Errol Phuah, the national president of the Council of Australian Postgraduate Associations, said Australia’s vaccine rollout was far behind Canada, the UK or the US.
“These are our competing countries, and they are smashing us,” he told Guardian Australia.
The IDP survey found that for students still planning on coming to Australia, only 7% said they would continue to study if their courses were fully online.
Thirty-eight percent of students were happy to study online initially “as long as they transition to face-to-face” learning later, compared to 51% for Canada and 50% for the UK. Forty-three percent of students set on Australia said they would defer until they were allowed back on campus, compared to 24% for Canada and 27% for the UK.
Globally, about three quarters (77%) of the students said they “expected” to return to on-campus teaching by the end of 2021. Twelve percent said they expected to return between January and March 2022, 3% beyond April 2022, and 8% did not know.

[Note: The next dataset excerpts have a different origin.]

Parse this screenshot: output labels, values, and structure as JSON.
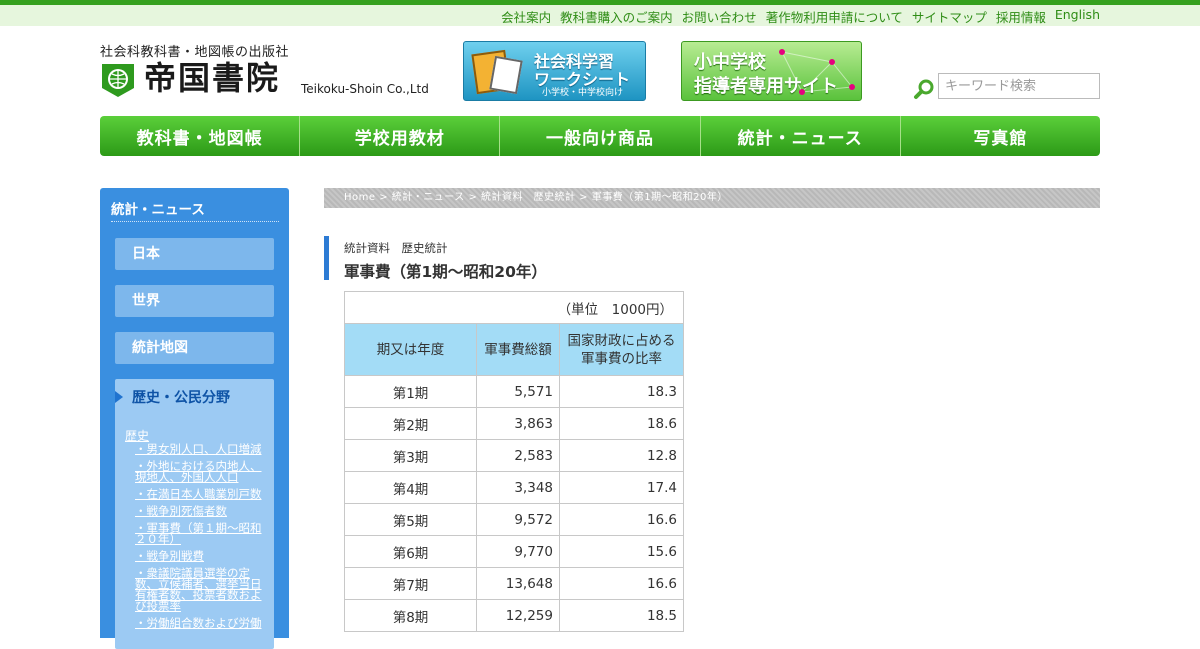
{
  "top_links": [
    "会社案内",
    "教科書購入のご案内",
    "お問い合わせ",
    "著作物利用申請について",
    "サイトマップ",
    "採用情報",
    "English"
  ],
  "logo": {
    "subtitle": "社会科教科書・地図帳の出版社",
    "name": "帝国書院",
    "english": "Teikoku-Shoin Co.,Ltd"
  },
  "banners": {
    "worksheet": {
      "line1": "社会科学習",
      "line2": "ワークシート",
      "line3": "小学校・中学校向け"
    },
    "teachers": {
      "line1": "小中学校",
      "line2": "指導者専用サイト"
    }
  },
  "search": {
    "placeholder": "キーワード検索"
  },
  "global_nav": [
    "教科書・地図帳",
    "学校用教材",
    "一般向け商品",
    "統計・ニュース",
    "写真館"
  ],
  "sidebar": {
    "title": "統計・ニュース",
    "items": [
      "日本",
      "世界",
      "統計地図"
    ],
    "open_item": "歴史・公民分野",
    "category": "歴史",
    "links": [
      "・男女別人口、人口増減",
      "・外地における内地人、現地人、外国人人口",
      "・在満日本人職業別戸数",
      "・戦争別死傷者数",
      "・軍事費（第１期～昭和２０年）",
      "・戦争別戦費",
      "・衆議院議員選挙の定数、立候補者、選挙当日有権者数、投票者数および投票率",
      "・労働組合数および労働"
    ]
  },
  "breadcrumb": "Home > 統計・ニュース > 統計資料　歴史統計 > 軍事費（第1期～昭和20年）",
  "page": {
    "subheading": "統計資料　歴史統計",
    "title": "軍事費（第1期～昭和20年）"
  },
  "table": {
    "unit": "（単位　1000円）",
    "headers": [
      "期又は年度",
      "軍事費総額",
      "国家財政に占める軍事費の比率"
    ],
    "rows": [
      [
        "第1期",
        "5,571",
        "18.3"
      ],
      [
        "第2期",
        "3,863",
        "18.6"
      ],
      [
        "第3期",
        "2,583",
        "12.8"
      ],
      [
        "第4期",
        "3,348",
        "17.4"
      ],
      [
        "第5期",
        "9,572",
        "16.6"
      ],
      [
        "第6期",
        "9,770",
        "15.6"
      ],
      [
        "第7期",
        "13,648",
        "16.6"
      ],
      [
        "第8期",
        "12,259",
        "18.5"
      ]
    ]
  },
  "colors": {
    "brand_green": "#36a11e",
    "sidebar_blue": "#3a8fe0",
    "table_header": "#a3dcf6"
  }
}
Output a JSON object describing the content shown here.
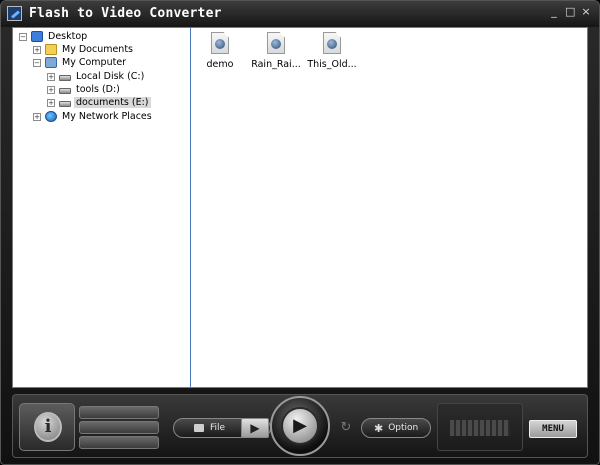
{
  "window": {
    "title": "Flash to Video Converter",
    "controls": {
      "minimize": "_",
      "maximize": "□",
      "close": "×"
    }
  },
  "tree": {
    "items": [
      {
        "label": "Desktop",
        "expander": "−",
        "icon": "desktop-icon"
      },
      {
        "label": "My Documents",
        "expander": "+",
        "icon": "folder-icon"
      },
      {
        "label": "My Computer",
        "expander": "−",
        "icon": "computer-icon"
      },
      {
        "label": "Local Disk (C:)",
        "expander": "+",
        "icon": "drive-icon"
      },
      {
        "label": "tools (D:)",
        "expander": "+",
        "icon": "drive-icon"
      },
      {
        "label": "documents (E:)",
        "expander": "+",
        "icon": "drive-icon",
        "selected": true
      },
      {
        "label": "My Network Places",
        "expander": "+",
        "icon": "network-icon"
      }
    ]
  },
  "files": [
    {
      "name": "demo"
    },
    {
      "name": "Rain_Rai..."
    },
    {
      "name": "This_Old..."
    }
  ],
  "controlbar": {
    "info_glyph": "i",
    "file_label": "File",
    "file_step_glyph": "▶",
    "play_glyph": "▶",
    "refresh_glyph": "↻",
    "option_label": "Option",
    "option_glyph": "✱",
    "menu_label": "MENU"
  }
}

At the start of 2020, a pilot program brought 63 students back to Charles Darwin University, and universities said they hoped international students could return in time for semester two in 2020.

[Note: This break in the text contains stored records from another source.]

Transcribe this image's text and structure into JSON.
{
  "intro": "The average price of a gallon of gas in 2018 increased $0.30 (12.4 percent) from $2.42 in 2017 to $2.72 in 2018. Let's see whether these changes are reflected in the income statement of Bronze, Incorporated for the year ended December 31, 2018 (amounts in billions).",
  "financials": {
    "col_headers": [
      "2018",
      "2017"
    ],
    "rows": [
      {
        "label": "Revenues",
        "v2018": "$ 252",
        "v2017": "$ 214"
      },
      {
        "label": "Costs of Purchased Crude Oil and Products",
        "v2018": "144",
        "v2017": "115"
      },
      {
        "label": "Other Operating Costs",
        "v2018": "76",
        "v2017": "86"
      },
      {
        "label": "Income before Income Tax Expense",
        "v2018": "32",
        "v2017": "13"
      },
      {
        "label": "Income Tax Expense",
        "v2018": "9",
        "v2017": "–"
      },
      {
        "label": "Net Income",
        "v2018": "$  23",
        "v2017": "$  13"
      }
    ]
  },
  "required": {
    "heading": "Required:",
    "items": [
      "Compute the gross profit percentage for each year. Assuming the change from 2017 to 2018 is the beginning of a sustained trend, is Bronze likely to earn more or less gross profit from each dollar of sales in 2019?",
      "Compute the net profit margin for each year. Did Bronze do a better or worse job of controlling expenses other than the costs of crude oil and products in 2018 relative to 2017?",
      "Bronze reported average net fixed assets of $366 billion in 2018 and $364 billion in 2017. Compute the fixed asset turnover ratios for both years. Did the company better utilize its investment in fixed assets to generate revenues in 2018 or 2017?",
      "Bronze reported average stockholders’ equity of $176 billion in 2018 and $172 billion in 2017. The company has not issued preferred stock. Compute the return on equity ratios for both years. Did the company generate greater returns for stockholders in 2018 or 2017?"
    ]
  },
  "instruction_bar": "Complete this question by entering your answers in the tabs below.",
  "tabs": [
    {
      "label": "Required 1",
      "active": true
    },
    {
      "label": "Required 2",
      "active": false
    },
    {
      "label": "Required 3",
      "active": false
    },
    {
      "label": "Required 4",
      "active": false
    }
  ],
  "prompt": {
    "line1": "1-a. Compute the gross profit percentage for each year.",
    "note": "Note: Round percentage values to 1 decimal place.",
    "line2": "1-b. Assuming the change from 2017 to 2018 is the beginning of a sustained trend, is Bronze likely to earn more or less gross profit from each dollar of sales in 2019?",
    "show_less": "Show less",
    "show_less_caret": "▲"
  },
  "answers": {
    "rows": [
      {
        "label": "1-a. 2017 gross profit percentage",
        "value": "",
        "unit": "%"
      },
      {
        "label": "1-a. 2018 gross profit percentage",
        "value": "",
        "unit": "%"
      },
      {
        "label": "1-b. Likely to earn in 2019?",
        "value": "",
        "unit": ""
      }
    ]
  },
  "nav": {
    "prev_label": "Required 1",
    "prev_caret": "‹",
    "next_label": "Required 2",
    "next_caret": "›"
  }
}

Phuah said this was looking almost impossible.
He said students were not necessarily frustrated at the slow pace of Australia’s vaccinations, but frustrated that there was no plan or a clear date to aim for.
“What has been greatly frustrating is there has been no leadership for the most part … Everyone is blaming each other, no one is taking actual responsibility,” he told Guardian Australia.
Phuah said the government should “set a clear goal” for 2022 and “stick to it” to give international students certainty, and keep them enrolled at Australian universities.
“If you look at those data on the vaccine rollout, it is very clear. Especially the US, the UK and Canada … These are our competing countries, and they are smashing us.
“Those countries are way ahead … so what is the plan there? We were talking about bringing people back in October this year. Right now, at the rate we are going, a lot of students have very little faith that we will be back in January 2022.
“The most we have for bringing international students back is a consultation paper. A lot of ideas have come up and been dropped.”
He added that Australia could look into quarantine centres outside of major cities, to lessen the risk of spread, or use another country like Singapore, or work with other countries to ensure international students were vaccinated before they come to Australia.
“I think the state and federal governments need to work together and not blame each other to find solutions to increase the quarantine volume,” he said.
“As the students currently in Australia finish up and leave Australia, and they are not replaced, we will have a lot more courses that are empty. We are on borrowed time, because the next three years, some students, 2nd or 3rd year students, they will be done. That is money that won’t be replaced.”
On Wednesday, a report from Victoria University’s Mitchell Institute found the $40bn that international students brought in before the pandemic – which includes broader retail and accommodation spending – could halve to $20bn because online enrolments were “trending downwards”.
One of the authors of the report, Dr Peter Hurley, said on Wednesday that new online enrolments were “actually quite low” and could not nearly make up the shortfall from physical students on campus.
“The trend is strongly down from this point onwards,” he said. “[There are] currently about 260,000 fewer international students living in Australia than before the pandemic, a 45% reduction.
“Currently 150,000 students are stuck outside Australia. Even if the country allocated half of its current quarantine program to international student arrivals – it would take a year just to bring those students into Australia.”
Of the $20bn projected loss, 36% was in accommodation and 36% was in hospitality and retail, the report found.